Aller séduire marques et designers



Un autre axe soulevé, et non des moindres, est celui du rapport des marques au lin. Ces dernières saisons, la matière a occupé une part croissante des collections de tous niveaux de gamme.

La matière a représenté jusqu'à 10 % de l’offre de marques de luxe accessible comme Max Mara, Jacquemus, Galeries Lafayette ou Le Slip Français, et jusqu'à 5% pour des marques de luxe comme Chanel, Balmain, Chloé ou Hermès.
Mais pour Alexandre Capelli, directeur adjoint à l’environnement du groupe LVMH, cet engouement n’est pas sans frein. "Ma principale difficulté et d’aller convaincre les équipes créatives", explique le responsable. "Le lin apporte plein de solutions à Loro Piana, Dior, Vuitton. Et il y a un univers gigantesque à explorer avec le lin mélangé, et cela nos maisons sont en train de le comprendre”, pointe par le dirigeant. Il souligne en outre que le lin est la seule matière qui permet à LVMH d’aller simultanément vers ses quatre objectifs: climat, biodiversité, traçabilité et créativité circulaire.

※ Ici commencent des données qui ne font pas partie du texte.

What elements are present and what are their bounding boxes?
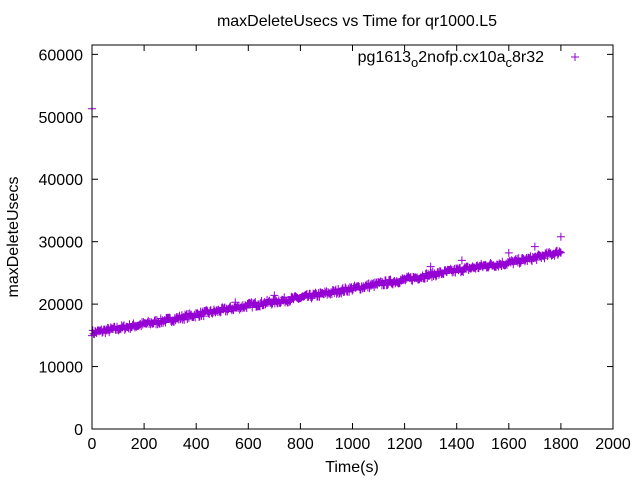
x-tick-label: 400 — [183, 436, 210, 453]
data-point — [457, 256, 466, 265]
data-point — [516, 258, 525, 267]
legend-marker — [571, 53, 579, 61]
x-axis: 0 200 400 600 800 1000 1200 1400 1600 1800 2000 — [88, 45, 631, 453]
y-axis-label: maxDeleteUsecs — [5, 177, 22, 298]
x-tick-label: 800 — [287, 436, 314, 453]
data-point — [556, 232, 565, 241]
x-tick-label: 1000 — [335, 436, 371, 453]
data-point — [515, 259, 524, 268]
data-point — [555, 247, 564, 256]
x-tick-label: 200 — [131, 436, 158, 453]
data-point — [426, 262, 435, 271]
y-tick-label: 30000 — [39, 235, 84, 252]
y-tick-label: 0 — [74, 422, 83, 439]
data-points — [88, 104, 565, 340]
plot-border — [91, 44, 614, 430]
data-point — [571, 53, 579, 61]
legend-label: pg1613o2nofp.cx10ac8r32 — [358, 49, 544, 70]
x-tick-label: 600 — [235, 436, 262, 453]
y-tick-label: 60000 — [39, 47, 84, 64]
data-point — [530, 242, 539, 251]
legend: pg1613o2nofp.cx10ac8r32 — [358, 49, 579, 70]
data-point — [532, 256, 541, 265]
y-tick-label: 50000 — [39, 110, 84, 127]
x-tick-label: 0 — [88, 436, 97, 453]
x-axis-label: Time(s) — [325, 459, 379, 476]
chart-title: maxDeleteUsecs vs Time for qr1000.L5 — [217, 13, 497, 30]
y-tick-label: 20000 — [39, 297, 84, 314]
data-point — [270, 291, 279, 300]
data-point — [248, 303, 257, 312]
data-point — [383, 281, 392, 290]
data-point — [199, 312, 208, 321]
x-tick-label: 1600 — [491, 436, 527, 453]
data-point — [556, 248, 565, 257]
x-tick-label: 1400 — [439, 436, 475, 453]
x-tick-label: 1800 — [543, 436, 579, 453]
x-tick-label: 2000 — [595, 436, 631, 453]
data-point — [242, 304, 251, 313]
data-point — [504, 248, 513, 257]
y-tick-label: 10000 — [39, 360, 84, 377]
y-axis: 0 10000 20000 30000 40000 50000 60000 — [39, 47, 613, 439]
x-tick-label: 1200 — [387, 436, 423, 453]
y-tick-label: 40000 — [39, 172, 84, 189]
data-point — [231, 298, 240, 307]
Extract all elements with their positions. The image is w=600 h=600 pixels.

Une séduction des designers sur laquelle vient renchérir Pascal Morand,  président exécutif de la FHCM (fédération de la haute couture et de la mode) : "Le lien avec les designers et directeurs artistiques est très important. Mais il est aussi important avec les créateurs textiles. On est dans du marketing de l’offre et le consommateur ne sait pas ce qu’il veut avant qu’on lui présente le produit. Il faut donc susciter le désir chez le designer”, estime le responsable, peu avare en compliments. "Le lin européen, c’est comme la Paris Fashion Week: c’est un leadership mondial", assène-t-il.

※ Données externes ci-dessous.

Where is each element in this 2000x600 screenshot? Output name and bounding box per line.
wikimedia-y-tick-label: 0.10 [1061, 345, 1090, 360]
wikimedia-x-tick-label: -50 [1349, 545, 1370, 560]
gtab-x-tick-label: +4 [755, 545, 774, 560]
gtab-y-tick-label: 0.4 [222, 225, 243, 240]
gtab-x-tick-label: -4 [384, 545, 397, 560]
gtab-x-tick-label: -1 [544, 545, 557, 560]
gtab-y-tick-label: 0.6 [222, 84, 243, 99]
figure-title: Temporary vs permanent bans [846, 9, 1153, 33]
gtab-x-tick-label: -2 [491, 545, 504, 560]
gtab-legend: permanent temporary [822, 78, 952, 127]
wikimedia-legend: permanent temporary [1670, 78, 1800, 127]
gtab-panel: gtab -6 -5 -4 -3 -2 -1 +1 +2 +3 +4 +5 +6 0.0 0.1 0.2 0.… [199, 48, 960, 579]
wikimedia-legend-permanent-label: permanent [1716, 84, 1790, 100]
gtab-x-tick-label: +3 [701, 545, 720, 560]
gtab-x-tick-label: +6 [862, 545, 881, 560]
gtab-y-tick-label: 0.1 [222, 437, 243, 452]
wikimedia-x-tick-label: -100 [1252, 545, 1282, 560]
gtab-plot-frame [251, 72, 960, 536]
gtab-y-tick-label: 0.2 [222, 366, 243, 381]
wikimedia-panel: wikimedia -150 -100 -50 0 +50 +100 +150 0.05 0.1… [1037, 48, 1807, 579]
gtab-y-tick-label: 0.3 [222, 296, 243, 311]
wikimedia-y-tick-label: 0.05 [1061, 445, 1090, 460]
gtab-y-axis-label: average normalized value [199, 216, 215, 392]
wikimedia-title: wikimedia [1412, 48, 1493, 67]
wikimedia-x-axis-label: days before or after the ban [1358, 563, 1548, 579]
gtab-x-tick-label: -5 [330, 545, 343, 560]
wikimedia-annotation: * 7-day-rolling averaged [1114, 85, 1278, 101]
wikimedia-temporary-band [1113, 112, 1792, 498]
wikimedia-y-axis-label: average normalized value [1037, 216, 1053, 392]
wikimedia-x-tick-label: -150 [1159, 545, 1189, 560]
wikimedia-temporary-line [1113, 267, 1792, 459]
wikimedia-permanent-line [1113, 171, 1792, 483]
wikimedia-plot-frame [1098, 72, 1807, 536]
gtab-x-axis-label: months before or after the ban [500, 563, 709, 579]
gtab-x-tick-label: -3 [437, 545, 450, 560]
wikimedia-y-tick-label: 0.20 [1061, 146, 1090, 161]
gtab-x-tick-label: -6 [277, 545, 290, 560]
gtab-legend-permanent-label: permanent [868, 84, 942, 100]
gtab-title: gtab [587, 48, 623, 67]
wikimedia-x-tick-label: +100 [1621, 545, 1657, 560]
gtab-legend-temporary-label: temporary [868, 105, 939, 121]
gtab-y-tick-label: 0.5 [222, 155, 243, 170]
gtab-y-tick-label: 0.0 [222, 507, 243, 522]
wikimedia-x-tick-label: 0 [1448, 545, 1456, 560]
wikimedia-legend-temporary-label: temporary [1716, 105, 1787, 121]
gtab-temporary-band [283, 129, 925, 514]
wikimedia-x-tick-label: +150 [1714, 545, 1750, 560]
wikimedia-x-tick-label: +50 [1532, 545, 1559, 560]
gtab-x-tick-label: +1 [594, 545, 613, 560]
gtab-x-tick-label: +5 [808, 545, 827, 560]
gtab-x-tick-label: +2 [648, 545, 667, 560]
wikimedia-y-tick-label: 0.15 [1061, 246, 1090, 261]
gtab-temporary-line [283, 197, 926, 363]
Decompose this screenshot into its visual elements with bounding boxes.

Hervé Morin, président de la région Normandie,et Xavier Bertrand, président de la région Hauts-de-France - ALCE



“C’est une étude sans concession concernant les attentes des marques vis-à-vis du lin: à nous de les entendre et de les intégrer”, estime Marie-Emmanuelle Belzung, déléguée générale de l’Alliance, pour qui le plus gros chantier de filière sera d’aligner les enjeux individuels et collectifs. Un travail par lequel, pour la cheffe d’orchestre de l'organisme européen, la filière lin peut, par sa structure et ses certifications, faire école parmi les matières textiles. "Nous pouvons faire du lin et du chanvre la référence internationale au niveau des matières pour le textile-habillement", insiste la responsable.

La filière européenne du lin et du chanvre représente quelque 10.000 entreprises installées dans seize pays d'Europe. Peu consommateur d'eau et sobre en intrants, le lin est presque exclusivement produit sur une bande côtière allant des Pays-Bas à la Normandie. "En tant que Normand, c’est difficile à dire, mais je pense qu’il faudrait y associer les Bretons", sourit Hervé Morin, récoltant des applaudissements en évoquant le récent appel à manifestation d’intérêt (AMI) “Protéines et filières d’avenir”, dans lequel le lin joue un rôle central.